Royal Enfield ressuscita a Himalayan original como Himalayan 440

Trail de 2019 conquistou "legião de apaixonados por sua simplicidade e o inconfundível ronco compassado"; tanque de 15 litros foi preservado.

Capa do artigo Royal Enfield ressuscita a Himalayan original como Himalayan 440
— Foto: iMahesh / Wikimedia Commons (CC BY-SA 4.0)

Royal Enfield ressuscita a Himalayan original como Himalayan 440: motor monocilíndrico a ar cresce de 411 para 443 cm³, entrega 25,4 cv e 3,47 kgfm a 4.000 rpm, ganha câmbio de seis marchas — a sexta como overdrive —, freios ByBre com ABS desligável na traseira e farol de LED, por R$ 12 mil no mercado de origem; modelo que saiu de linha no Brasil em 2024 volta com emblema de 10 anos da família

A Royal Enfield Himalayan original — com motor de 411 cm³ e arrefecimento a ar auxiliado por radiador de óleo — chegou ao Brasil em 2019 e saiu de linha no início de 2024, quando parecia que o nome sobreviveria apenas na Himalayan 450, mais moderna e refrigerada a líquido. Os fãs da marca tinham outros planos: a trail que teve percalços no mercado brasileiro angariou uma legião de apaixonados por sua simplicidade e pelo inconfundível ronco compassado, e agora está de volta, rebatizada Himalayan 440 — nome que denuncia a maior alteração numa moto que, no restante, está praticamente inalterada. As informações são do Motor1 Brasil.

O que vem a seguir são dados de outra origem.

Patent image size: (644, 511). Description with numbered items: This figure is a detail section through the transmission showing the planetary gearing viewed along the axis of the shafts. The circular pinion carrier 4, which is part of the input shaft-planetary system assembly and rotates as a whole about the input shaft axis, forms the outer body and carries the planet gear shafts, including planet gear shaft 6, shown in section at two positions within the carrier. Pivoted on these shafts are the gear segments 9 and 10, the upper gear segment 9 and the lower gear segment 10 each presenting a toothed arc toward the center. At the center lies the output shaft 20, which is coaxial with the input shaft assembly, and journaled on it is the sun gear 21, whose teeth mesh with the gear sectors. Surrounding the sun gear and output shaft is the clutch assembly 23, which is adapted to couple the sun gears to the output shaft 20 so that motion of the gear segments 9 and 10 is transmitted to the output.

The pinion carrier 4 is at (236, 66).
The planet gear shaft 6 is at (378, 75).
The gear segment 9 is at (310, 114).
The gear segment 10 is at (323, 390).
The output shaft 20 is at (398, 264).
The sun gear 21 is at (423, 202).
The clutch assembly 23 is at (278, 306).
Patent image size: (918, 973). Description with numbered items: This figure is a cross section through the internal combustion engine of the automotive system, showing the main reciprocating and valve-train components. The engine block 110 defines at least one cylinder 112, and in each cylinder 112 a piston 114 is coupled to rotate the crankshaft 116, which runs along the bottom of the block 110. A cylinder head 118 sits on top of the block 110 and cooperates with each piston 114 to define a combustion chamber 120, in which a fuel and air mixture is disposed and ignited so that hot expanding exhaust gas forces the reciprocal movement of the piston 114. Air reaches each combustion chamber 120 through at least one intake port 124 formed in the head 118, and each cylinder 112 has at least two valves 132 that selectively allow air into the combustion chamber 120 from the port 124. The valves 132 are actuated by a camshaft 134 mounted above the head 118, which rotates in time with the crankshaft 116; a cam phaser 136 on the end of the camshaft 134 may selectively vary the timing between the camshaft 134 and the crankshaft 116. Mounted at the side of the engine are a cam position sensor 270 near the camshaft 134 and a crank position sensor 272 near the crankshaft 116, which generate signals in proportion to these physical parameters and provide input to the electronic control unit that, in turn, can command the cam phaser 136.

A novidade é a evolução do clássico monocilíndrico SOHC de quatro tempos com arrefecimento a ar e injeção eletrônica: a cilindrada subiu de 411 para 443 cm³, com pistão de 81 mm de diâmetro e curso longo de 86 mm, mantendo a taxa de compressão em 9,5:1. Com a nova calibração, o motor entrega 25,4 cv a 6.250 rpm e torque de 3,47 kgfm — 34 Nm — disponível já a 4.000 rpm; a resposta em baixas rotações continua sendo a prioridade, para vencer trechos acidentados e subidas íngremes em marcha lenta. Outra demanda histórica atendida foi a transmissão de seis marchas, substituindo a antiga de cinco: a sexta atua como overdrive para reduzir as rotações em velocidade de cruzeiro e ampliar o conforto em viagens longas. Os freios foram renovados com componentes ByBre, subsidiária da Brembo — disco de 300 mm com pinça flutuante de dois pistões na dianteira e disco de 240 mm com pinça de pistão simples na traseira —, e o ABS de duplo canal permite desligamento na roda traseira para pilotagem fora de estrada. A silhueta inconfundível foi preservada, com o tanque de 15 litros e os protetores laterais metálicos integrados ao suporte do farol; a dianteira ganhou farol redondo totalmente em LED com assinatura luminosa, no lugar da halógena, e o modelo traz emblema comemorativo de 10 anos da família Himalayan nas laterais. No mercado de origem, o preço equivale a cerca de R$ 12 mil.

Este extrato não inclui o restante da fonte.